Studies are being focused on the deposition of AIN layers with a crystallographic axis c in the plane of the substrate, or with an angle of 35° relative to the normal, but the quality of the material obtained has proven less good than in the case of a vertical axis c as demonstrated by the authors J. S. Wang et al., “Sputtered c-axis piezoelectric films and shear wave resonators”, Proceedings of the 37th Annual Frequency Control Symposium (1983).
It emerges from this prior art that, in general, each type of filter offers advantages and drawbacks. For example, the SAW filters are known for having strong coupling coefficients allowing for a higher rejection rate. The BAW filters are used more for their low insertion losses and their more effective temperature compensation than on SAWs.
Thus, it may be advantageous to produce a filter combining SAW filter and BAW filter to derive benefit from each system. Then comes the problem of packaging, to integrate an SAW filter and a BAW filter in the same system, with all the issues of space, weight and therefore associated cost and of optimizing the performance levels of each of the filters.
It has already been proposed to co-integrate a surface acoustic wave (SAW) filter and a bulk acoustic wave (BAW) filter in one and the same device, the SAW/BAW co-integration being done in the packaging by arranging side by side BAW and SAW filters obtained from two or more distinct fabrication lines.
With respect to the co-integration on one and the same substrate, it has been proposed, in the article by N. Lobo, D. C. Malocha: School of Electrical Engineering and Computer Science University of Central Florida, Orlando, Fla., 1051-0117/06, 2006 IEEE, Ultrasonics Symposium, to use common electrodes for the production of the SAW filter and for that of the BAW filter, the optimizations of said two filters not being able, by the same token, to be produced independently of one another.
There has also been proposed, in the U.S. Pat. No. 6,424,238 or in the patent application US 2007/0057772, a co-integration by approaches involving packaging two coupled but not very compact chips.
A different approach, described in the patent application US 2008/0284541, proposes the fabrication of a substrate for the production of a BAW. This patent application mentions the integration of other components (of LED, HEMT, and other such types).
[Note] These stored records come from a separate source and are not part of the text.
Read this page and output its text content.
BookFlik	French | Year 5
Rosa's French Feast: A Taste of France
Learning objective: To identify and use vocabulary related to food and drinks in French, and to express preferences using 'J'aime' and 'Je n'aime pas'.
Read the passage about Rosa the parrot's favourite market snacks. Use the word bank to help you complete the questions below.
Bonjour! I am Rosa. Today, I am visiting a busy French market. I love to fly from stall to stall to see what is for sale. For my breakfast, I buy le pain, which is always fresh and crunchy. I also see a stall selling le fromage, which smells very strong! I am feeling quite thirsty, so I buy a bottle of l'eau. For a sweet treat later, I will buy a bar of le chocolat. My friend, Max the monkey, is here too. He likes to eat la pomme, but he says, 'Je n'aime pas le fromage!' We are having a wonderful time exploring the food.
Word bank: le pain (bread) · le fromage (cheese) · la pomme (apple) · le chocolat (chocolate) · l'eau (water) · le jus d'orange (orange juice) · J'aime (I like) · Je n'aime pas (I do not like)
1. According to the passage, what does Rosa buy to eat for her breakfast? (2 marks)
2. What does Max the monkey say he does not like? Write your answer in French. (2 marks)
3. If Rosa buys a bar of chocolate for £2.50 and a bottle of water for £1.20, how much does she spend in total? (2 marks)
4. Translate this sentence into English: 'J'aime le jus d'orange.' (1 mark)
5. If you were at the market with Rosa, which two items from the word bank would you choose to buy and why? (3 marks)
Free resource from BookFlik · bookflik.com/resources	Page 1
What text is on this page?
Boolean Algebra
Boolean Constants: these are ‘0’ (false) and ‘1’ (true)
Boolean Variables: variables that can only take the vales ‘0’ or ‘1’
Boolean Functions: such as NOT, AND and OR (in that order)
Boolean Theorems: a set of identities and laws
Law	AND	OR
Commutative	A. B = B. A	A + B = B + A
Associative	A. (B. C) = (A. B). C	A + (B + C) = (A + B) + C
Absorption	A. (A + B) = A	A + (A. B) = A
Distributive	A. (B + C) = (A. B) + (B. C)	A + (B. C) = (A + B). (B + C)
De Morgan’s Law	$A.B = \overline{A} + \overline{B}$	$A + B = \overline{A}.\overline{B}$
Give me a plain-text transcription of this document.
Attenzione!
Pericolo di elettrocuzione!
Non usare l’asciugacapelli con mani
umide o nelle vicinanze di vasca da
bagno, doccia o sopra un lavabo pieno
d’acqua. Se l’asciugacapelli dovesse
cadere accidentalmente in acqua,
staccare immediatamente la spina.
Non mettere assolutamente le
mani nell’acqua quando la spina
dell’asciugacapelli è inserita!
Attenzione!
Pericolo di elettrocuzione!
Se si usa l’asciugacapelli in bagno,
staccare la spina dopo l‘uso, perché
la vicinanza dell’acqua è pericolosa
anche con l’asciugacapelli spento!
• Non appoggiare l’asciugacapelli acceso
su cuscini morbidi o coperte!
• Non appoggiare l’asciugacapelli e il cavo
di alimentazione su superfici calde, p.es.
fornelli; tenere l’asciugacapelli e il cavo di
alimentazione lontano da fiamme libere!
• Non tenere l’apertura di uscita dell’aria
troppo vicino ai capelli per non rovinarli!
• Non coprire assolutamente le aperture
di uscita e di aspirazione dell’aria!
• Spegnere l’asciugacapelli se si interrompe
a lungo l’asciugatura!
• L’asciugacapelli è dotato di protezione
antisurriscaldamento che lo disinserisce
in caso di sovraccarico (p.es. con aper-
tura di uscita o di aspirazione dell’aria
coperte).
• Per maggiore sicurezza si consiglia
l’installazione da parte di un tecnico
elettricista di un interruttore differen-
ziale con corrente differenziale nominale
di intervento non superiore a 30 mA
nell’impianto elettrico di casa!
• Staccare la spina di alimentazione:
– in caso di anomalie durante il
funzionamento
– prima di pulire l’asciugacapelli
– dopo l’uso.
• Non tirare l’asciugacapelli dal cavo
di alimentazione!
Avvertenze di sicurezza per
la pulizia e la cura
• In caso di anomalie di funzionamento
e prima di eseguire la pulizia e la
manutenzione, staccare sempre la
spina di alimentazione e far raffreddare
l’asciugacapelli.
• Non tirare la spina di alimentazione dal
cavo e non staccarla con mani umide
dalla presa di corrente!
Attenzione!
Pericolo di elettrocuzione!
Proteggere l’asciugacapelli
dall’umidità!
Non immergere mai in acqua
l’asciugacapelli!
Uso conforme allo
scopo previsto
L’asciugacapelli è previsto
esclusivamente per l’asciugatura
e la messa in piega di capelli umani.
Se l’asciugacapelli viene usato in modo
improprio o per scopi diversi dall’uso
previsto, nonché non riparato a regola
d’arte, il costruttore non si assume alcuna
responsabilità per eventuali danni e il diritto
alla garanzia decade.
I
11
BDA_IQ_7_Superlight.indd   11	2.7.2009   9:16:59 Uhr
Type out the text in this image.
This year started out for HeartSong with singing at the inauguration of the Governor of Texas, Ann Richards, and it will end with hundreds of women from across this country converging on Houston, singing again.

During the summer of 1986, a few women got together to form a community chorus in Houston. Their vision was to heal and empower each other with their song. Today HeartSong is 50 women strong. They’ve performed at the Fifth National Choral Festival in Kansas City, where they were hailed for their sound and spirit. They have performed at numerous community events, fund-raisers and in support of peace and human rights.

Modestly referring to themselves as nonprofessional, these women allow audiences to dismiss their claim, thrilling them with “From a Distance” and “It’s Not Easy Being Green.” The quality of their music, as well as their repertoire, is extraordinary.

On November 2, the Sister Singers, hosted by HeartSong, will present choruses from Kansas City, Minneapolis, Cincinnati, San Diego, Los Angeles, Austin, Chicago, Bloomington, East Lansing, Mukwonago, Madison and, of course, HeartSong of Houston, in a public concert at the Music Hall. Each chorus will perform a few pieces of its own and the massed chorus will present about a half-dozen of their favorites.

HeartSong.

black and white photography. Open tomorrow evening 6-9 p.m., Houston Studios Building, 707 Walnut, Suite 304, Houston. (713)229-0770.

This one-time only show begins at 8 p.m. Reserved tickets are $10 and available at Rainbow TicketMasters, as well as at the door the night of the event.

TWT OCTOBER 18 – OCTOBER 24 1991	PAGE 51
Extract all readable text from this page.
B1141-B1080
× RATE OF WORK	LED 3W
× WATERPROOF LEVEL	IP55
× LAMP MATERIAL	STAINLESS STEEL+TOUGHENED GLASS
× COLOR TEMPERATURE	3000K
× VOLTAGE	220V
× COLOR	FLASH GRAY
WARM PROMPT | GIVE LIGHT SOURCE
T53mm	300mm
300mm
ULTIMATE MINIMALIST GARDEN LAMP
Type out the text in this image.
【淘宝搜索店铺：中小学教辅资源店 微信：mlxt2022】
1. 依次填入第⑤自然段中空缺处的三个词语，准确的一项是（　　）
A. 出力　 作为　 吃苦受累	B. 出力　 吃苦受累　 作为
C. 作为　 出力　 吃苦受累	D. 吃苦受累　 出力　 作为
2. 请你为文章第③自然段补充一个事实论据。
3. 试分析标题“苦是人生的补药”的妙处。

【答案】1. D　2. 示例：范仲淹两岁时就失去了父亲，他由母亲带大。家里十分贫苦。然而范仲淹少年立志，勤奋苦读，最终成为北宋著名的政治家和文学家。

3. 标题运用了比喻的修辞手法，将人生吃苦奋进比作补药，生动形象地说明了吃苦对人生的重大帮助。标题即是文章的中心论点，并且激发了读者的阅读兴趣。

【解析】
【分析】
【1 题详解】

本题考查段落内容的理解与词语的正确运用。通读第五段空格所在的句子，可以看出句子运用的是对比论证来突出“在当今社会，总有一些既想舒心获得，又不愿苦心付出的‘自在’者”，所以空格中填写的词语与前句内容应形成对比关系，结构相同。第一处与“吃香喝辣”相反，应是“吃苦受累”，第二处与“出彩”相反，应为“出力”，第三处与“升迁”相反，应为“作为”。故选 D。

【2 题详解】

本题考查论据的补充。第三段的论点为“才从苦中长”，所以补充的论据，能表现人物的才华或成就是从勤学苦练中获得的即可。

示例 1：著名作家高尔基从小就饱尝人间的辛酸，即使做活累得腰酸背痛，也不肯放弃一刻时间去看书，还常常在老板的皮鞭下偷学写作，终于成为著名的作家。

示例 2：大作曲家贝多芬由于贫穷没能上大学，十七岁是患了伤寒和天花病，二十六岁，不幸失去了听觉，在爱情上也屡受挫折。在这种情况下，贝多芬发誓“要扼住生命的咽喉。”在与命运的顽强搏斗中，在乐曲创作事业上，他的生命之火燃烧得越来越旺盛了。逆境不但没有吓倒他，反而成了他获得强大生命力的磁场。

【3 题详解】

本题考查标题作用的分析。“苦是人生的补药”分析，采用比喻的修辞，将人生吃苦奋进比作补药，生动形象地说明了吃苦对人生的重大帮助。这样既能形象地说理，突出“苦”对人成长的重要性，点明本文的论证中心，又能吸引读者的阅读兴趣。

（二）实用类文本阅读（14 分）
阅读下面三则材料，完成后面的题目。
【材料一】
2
However, the same active layer is used for all of the components, which does not allow for the independent optimization of each of the filters, respectively SAW and BAW in the case in point.
It has also, finally, been proposed to co-integrate a BAW and a SAW on one and the same substrate with, for each of these filters, a distinct piezoelectric material according to the patent application US 2008/024245.